Le dernier de mes fils, trouble encore mon âme.
J'ai vu son coeur brûlant d'une coupable flamme ;
D'un amour qu'il combat, il est toujours rempli ; [175]
Et s'il n'est pas vaincu, du moins est affaibli.
Quand Apollonius dans Sion alarmée
Du superbe tyran vint établir l'armée,
Qu'au nom d'Antiochus vengeur des nations
Il donna le signal de nos proscriptions, [180]
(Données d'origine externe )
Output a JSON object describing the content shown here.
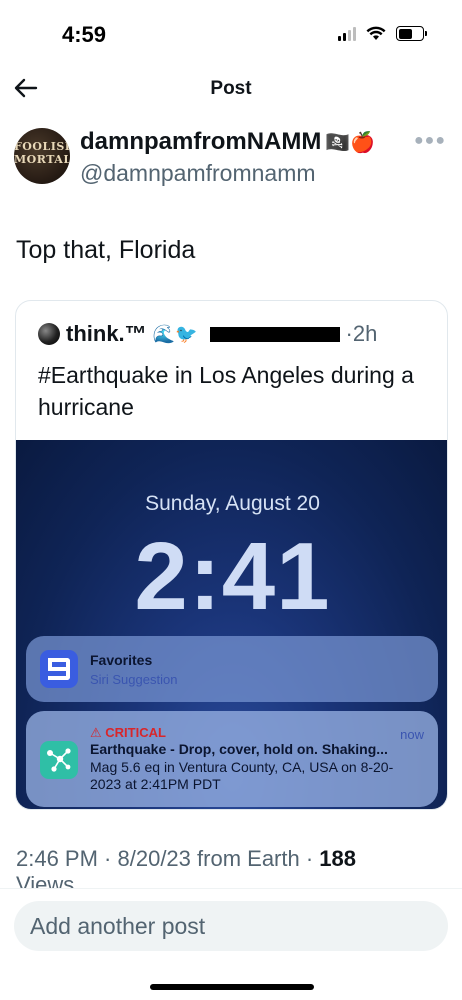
{
  "status_bar": {
    "time": "4:59"
  },
  "header": {
    "title": "Post"
  },
  "author": {
    "display_name": "damnpamfromNAMM",
    "name_emojis": "🏴‍☠️🍎",
    "handle": "@damnpamfromnamm",
    "avatar_text": "FOOLISH MORTAL"
  },
  "tweet": {
    "text": "Top that, Florida"
  },
  "quote": {
    "author_name": "think.™",
    "author_emojis": "🌊🐦",
    "time": "2h",
    "text": "#Earthquake in Los Angeles during a hurricane",
    "lockscreen": {
      "date": "Sunday, August 20",
      "time": "2:41",
      "notifications": [
        {
          "title": "Favorites",
          "subtitle": "Siri Suggestion"
        },
        {
          "label": "⚠ CRITICAL",
          "when": "now",
          "title": "Earthquake - Drop, cover, hold on. Shaking...",
          "body": "Mag 5.6 eq in Ventura County, CA, USA on 8-20-2023 at 2:41PM PDT"
        }
      ]
    }
  },
  "meta": {
    "time": "2:46 PM",
    "date": "8/20/23",
    "source": "from Earth",
    "views_count": "188",
    "views_label": "Views"
  },
  "composer": {
    "placeholder": "Add another post"
  }
}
Misaël vit souvent Antigone sa fille,
Digne d'un autre peuple et d'une autre famille.
Il voulait pour les juifs obtenir sa pitié ;
Par elle, des tyrans vaincre l'inimitié.
Il ne suivait alors d'intérêts que les nôtres : [185]
Mais il pensa se perdre, en priant pour les autres.
Antigone brillant de vertus et d'appas,
Fit sur lui des progrès qu'il n'apercevait pas.
Il les connut enfin ; et pour mieux s'en défendre,
Son amitié naïve osa me les apprendre. [190]
Je lui représentai les lois de son devoir.
Malgré nos intérêts, il cessa de la voir.
Pour étouffer des feux dont notre loi s'offense,
Lui-même il s'imposa la plus sévère absence ;
Et son coeur, dont je dois encor me louer, [195]
Du moins, en les sentant, sut les désavouer.
Mais, ma chère Tharès, il faut ne te rien feindre,
Pour lui plus que jamais tout est encore à craindre.
Cette même Antigone est près d'Antiochus.
Les secrets du tyran dans son sein sont reçus. [200]
Il la laisse après lui maîtresse de l'empire.
Misaël l'a revue, hélas, sans me le dire !
C'est pour nos intérêts, dit-il ; mais que je crains
Qu'il ne donne ce nom à des feux mal éteints.